Dec
15
2009

Executive Compensation Reform Taking Some Baby Steps

The Obama Administration is using good old-fashioned peer pressure and more targeted disclosure to change the way executive compensation policies are carried out by public companies in the U.S. (How else can you explain that only days after the House narrowly approved an historic financial reform package (NYT, Dec. 12)  that the SEC is meeting to approve new compensation disclosure rules?)

As part of his peer pressure campaign, the President met with 12 of the CEOs from the largest U.S. financial institutions Monday morning to drive home the message that after these banks received help from the taxpayers, it’s time for them to give back. (Thanks to the tip from Pete Davis of Pete Davis Capital Investment Ideas)

“Now, I should note that around the table all the financial industry executives said they supported financial regulatory reform,” the President said in an official statement following the meeting. “The problem is there’s a big gap between what I’m hearing here in the White House and the activities of lobbyists on behalf of these institutions or associations of which they’re a member up on Capitol Hill.  I urged them to close that gap, and they assured me that they would make every effort to do so.”

Does Corporate Governance Matter?

That begs the question, “Should U.S. boards even care about corporate governance reform, especially any change to executive compensation policies, in the near future?” The short answer, as I see it, is a resounding YES! Based on discussion at The Conference Board Governance Center Fall Investor Summit, which focused on The Conference Board Task Force on Executive Compensation report, some of the issues investors are concerned about for 2010 are compensation committee composition, executive long term incentive plans and how executive bonuses will be paid.

“An activist labor fund is filing resolutions at several companies asking the company to bar CEOs from sitting on the compensation committee,” said Amy Borrus, deputy director of the Council of Institutional Investors.  “In general, though, I do think compensation committee chairs/directors are in the hot seat at companies where CEOs have been rewarded lavishly while shareowners (and employees) have taken a hit.”

She also pointed out the dangers of a CEO using one metric, such as earnings per share, as the sole metric for compensation because it can be manipulated. “Multiple measures of success make it harder to ‘game’ the results to get the payoff,” she said.

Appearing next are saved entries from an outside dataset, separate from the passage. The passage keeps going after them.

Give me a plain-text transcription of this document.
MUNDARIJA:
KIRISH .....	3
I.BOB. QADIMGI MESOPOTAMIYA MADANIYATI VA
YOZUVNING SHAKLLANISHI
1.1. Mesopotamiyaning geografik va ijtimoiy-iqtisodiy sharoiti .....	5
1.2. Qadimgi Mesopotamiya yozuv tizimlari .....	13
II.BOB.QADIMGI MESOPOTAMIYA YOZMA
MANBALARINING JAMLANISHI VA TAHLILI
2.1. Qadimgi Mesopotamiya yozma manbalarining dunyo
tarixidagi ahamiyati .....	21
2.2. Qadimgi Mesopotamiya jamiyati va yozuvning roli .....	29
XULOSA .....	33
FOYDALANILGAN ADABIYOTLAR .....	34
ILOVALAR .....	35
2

If boards aren’t already considering changes to their corporate governance models, specifically to executive compensation policies, then they better get started because change is already in the air.

Unlike the post-Enron accounting scandal era where the Sarbanes-Oxley Act helped quell nervous investors and directors,  the fix for the post financial-crisis era is a multi-pronged attack. (In addition to an inevitable legislative plan from Congress, there is international pressure with the G-20 having written its own guidelines for executive compensation, the announcement that the United Kingdom and France are planning on taxing banker bonuses and the progressive Obama administration is using its agencies – the Federal Reserve, Treasury and SEC – to regulate executive pay.)

SEC to Vote on Compensation Disclosure

The full SEC is scheduled to meet Wednesday morning (See SEC meeting notice) to vote on two items: amendments to enhance the disclosures issuers are required to make about compensation and other corporate governance matters (See SEC proposal) and amendments to the investment advisor custody rule. If the SEC votes to approve both measures, it would most likely mean boards would have to tweak their Compensation Discussion & Analysis (CD&A) for the upcoming proxy seasons. Such additional disclosures would include information about how incentives are tied to risks, the fees paid to compensation consultants when they provide other services to a company, and whether or not the compensation committee or full board has approved the dual use of compensation consultants.

The SEC received about 160 comment letters on the compensation and other corporate governance matters proposals.

Goldman Sachs the First of Many?

An argument can be made that Obama’s “shame campaign” to get banks to control executive compensation got its first major convert. Last week Goldman Sachs Chair and CEO Lloyd C. Blankfein announced (See Dec. 10 press release), among many things, that his bank is replacing cash bonuses for its 30-person management committee with company Shares at Risk. The rest of the plan calls for:

Shares at Risk cannot be sold for five years, in addition to other restrictions and the holding period on those shares includes an enhanced recapture provision that will permit the firm to recapture the shares in cases where the employee engaged in materially improper risk analysis or failed sufficiently to raise concerns about risks.

The enhanced recapture rights build off an existing clawback mechanism which goes well beyond employee acts of fraud or malfeasance and includes any conduct that is detrimental to the firm, including conduct resulting in a material restatement of the financial statements or material financial harm to the firm or one of its business units.

• Shareholders will have an advisory vote on the firm’s compensation principles and the compensation of its named executive officers at the firm’s annual meeting in 2010.

Not surprisingly, some of the measures announced by Goldman Sachs are addressed by the G-20 Summit Financial Stability Board Principles for Sound Compensation Practices.